The Propeller Group has worked with El Mac (Miles MacGregor) before in Vietnam, Cambodia and elsewhere.  The art museum didn’t have an available public-facing wall. The building’s  historic wing, sitting alongside the Circle of Palms Plaza,  dates back to 1892. So they partnered with the art gallery Empire Seven Studios to find one the few walls in San Jose it hasn’t already covered with a mural yet.

El Mac writes in his blog about this mural: "When I met Sophie to shoot reference photos of her, I asked if there was anything she wanted to hold for the photographs, and she came back holding a globe. This seemed perfect, while the lotus was added to symbolize the beauty that can grow from humble origins."
El Mac writes in his blog about this mural: “When I met Sophie to shoot reference photos of her, I asked if there was anything she wanted to hold for the photographs, and she came back holding a globe. This seemed perfect, while the lotus was added to symbolize the beauty that can grow from humble origins.” (Photo: Rachael Myrow/KQED)

The Propeller Group likes to break free of traditional museum walls and get out into the community — something the San Jose Museum of Art wants to do more of, too. “The themes of the mural — this idea of borderless thinking, I think speak to our desire to engage people where they are,” Dickens says.

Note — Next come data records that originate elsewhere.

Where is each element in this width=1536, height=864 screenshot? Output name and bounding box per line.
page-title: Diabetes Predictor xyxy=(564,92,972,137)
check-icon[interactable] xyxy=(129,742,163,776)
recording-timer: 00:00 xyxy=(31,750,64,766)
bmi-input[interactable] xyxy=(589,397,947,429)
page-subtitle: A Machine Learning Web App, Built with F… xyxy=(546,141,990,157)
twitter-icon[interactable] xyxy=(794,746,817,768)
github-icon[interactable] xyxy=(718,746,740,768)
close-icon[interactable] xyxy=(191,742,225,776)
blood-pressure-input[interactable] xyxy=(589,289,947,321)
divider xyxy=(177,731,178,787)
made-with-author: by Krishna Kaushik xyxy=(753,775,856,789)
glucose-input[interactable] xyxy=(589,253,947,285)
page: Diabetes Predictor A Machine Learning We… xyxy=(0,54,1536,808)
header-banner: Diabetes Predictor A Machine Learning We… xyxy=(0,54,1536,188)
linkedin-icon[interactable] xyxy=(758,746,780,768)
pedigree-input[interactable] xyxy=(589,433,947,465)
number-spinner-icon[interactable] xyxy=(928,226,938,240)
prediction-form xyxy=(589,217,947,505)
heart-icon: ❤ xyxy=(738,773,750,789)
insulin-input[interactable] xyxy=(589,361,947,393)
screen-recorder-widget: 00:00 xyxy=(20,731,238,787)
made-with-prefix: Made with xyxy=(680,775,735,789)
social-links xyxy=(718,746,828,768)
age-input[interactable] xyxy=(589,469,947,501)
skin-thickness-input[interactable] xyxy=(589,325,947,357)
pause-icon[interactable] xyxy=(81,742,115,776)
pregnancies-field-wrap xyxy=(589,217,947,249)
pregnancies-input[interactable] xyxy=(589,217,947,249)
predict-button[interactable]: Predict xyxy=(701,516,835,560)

On a personal note, she adds, ““It’s a really hopeful image about what our future can be. She’s a girl. She’s young. I loved showing it to my nieces, who are nine. They’re pretty blown away that someone that young, someone their age, could have an impact, could inspire other people, could be featured in a monumentally sized wall mural.”

Sophie Cruz, El Mac and Tuan Andrew Nguyen of The Propeller Group will all be on hand outside the Children’s Discovery Museum Saturday at 2 p.m. to officially dedicate the mural.